The Rijksmuseum did not disappoint either, though entering it was a slightly daunting experience, given the size of it and the greatness and importance of its contents, it almost felt like looking into the sun. The first few rooms guided you through the history and growth of Amsterdam in its golden age (around the 17th century) and was filled with beautiful examples of furniture, pottery and earthenware, weaponry and paintings chronicling this period (I won’t go into the details of this as if you, reader, are genuinely interested you should probably look it up yourself). Upstairs was filled entirely with paintings and sculptures by some of the worlds- and all of The Netherlands’- greatest artists. I was obviously excited about seeing the famous paintings by Vermeer and Rembrandt and Hals and the really famous masters like those, but part of me really didn’t want their works to be my favourites, I wanted to find some more obscure artist whose work I hadn’t seen before and with whom I could fall in love. But the fact is that those artists are the masters of Dutch art for a very good reason, their work is fantastically and indisputably genius. I know that art is subjective and the merit of anything that we call art should be able to be disputed, but I defy anybody with working eyes and soul to not be entranced by Vermeer’s ‘Milk Maid’, or Rembrandts ‘Isaac and Rebecca’. Thankfully there was a special exhibition of the works of Gabriel Metsu, an artist of, in my opinion, approximately equal greatness but whose work I had never seen before. For anybody else reading this I strongly suggest researching his work, because he is so amazingly good at capturing expression, subtlety and humour. At the gift shop I bought a small copy of his ‘Man Writing a Letter’ to hang on my wall at home, and also made it my profile picture on facebook.
Man Writing a Letter, Gabriel Metsu

I realise how much I have written about museums, which is not at all an ideal subject to write about and an even worse one to read, so I won’t say much about the Amsterdam Historical Museum, the Torture Museum or the Diamond Museum.
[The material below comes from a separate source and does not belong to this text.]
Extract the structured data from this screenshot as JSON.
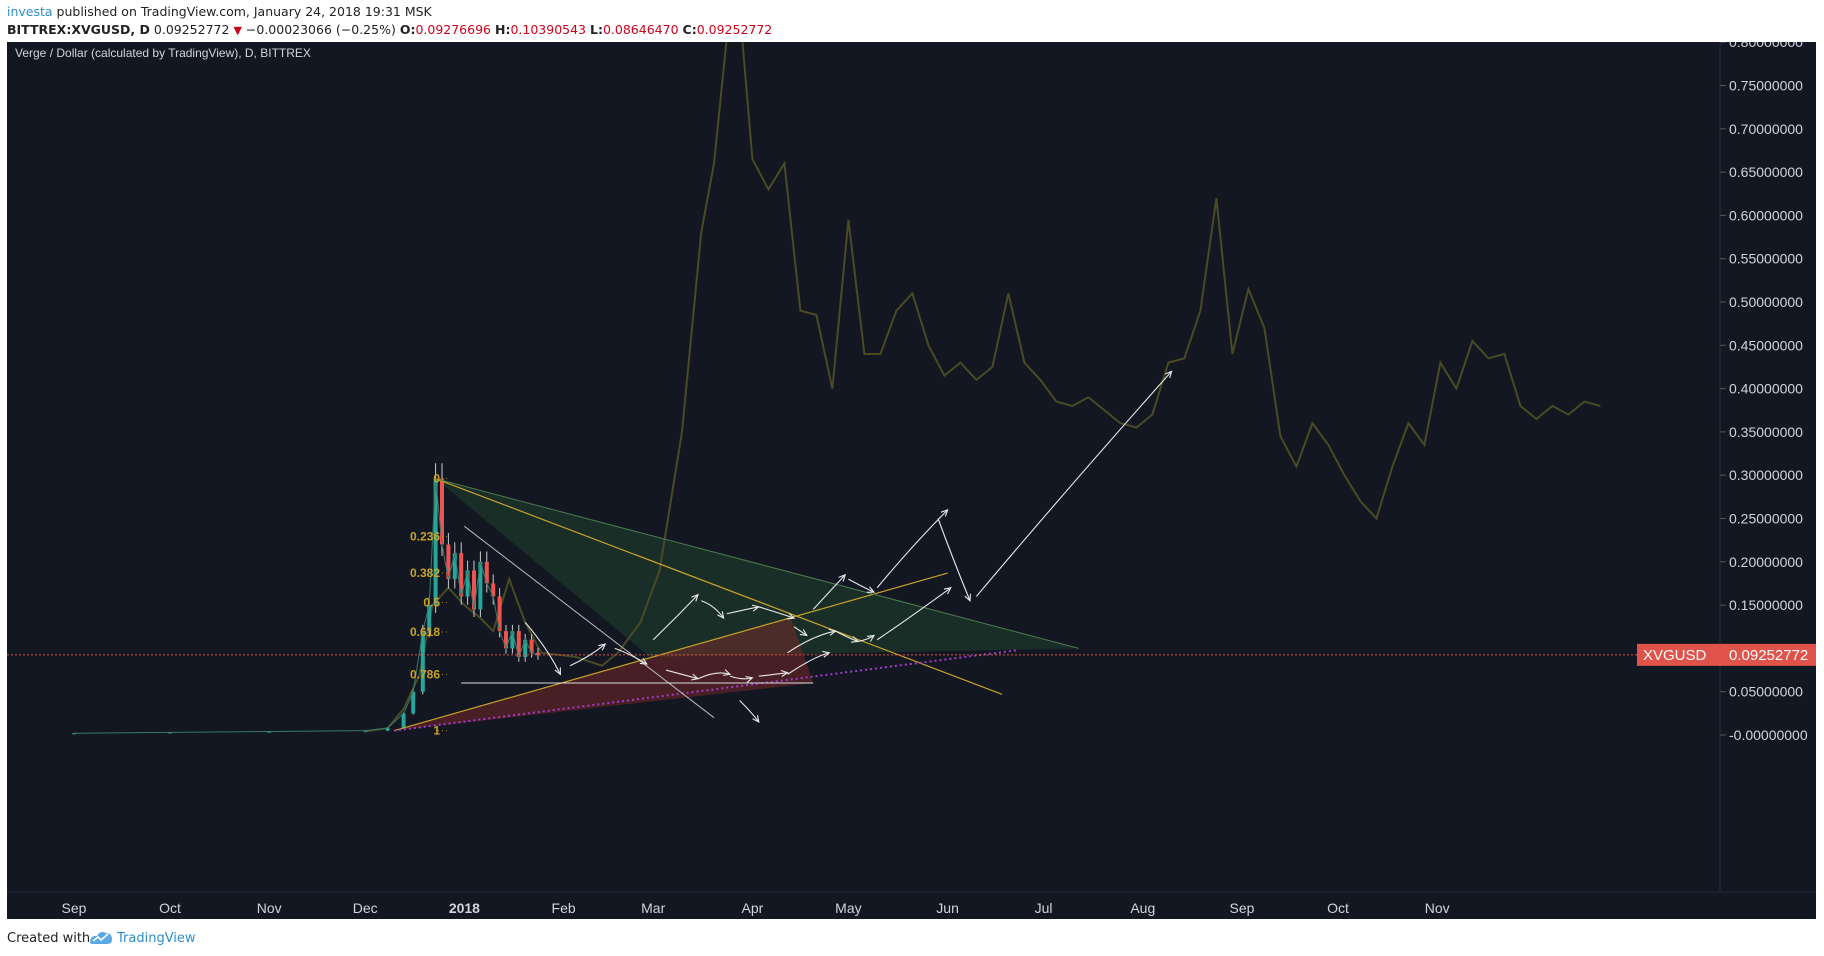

Only that the Historical Museum was comprised largely of Dutch men’s fashion, which was generally very interesting but occasionally repulsive, the diamond museum was rather like reading from a text book but with spectacular and very life-like illustrations, and the torture museum was not worth the 8 euros I paid for it… all it contained was some rather dull reproductions of torture instruments and captions that really weren’t worth putting up, I felt disgustingly touristy being there.  Being a tourist in Amsterdam is a bit like being an impertinent child who wants to be treated like an adult. You want all the freedom and respect that comes from being an adult but at the same time you want the comfort of being taken care of and entertained by those who know better.

I’ve only been in Amsterdam for about two weeks but as I got on the plane to Bergen I realised that I’m actually really going to miss it. I felt comfortable being in Amsterdam and enjoyed just about every moment of it. I almost hope that I don’t find a city I like better, because if I do I think I’ll probably die. I’ll just melt into a sticky mess of adoration and gratitude on the airport floor as I’m about to leave.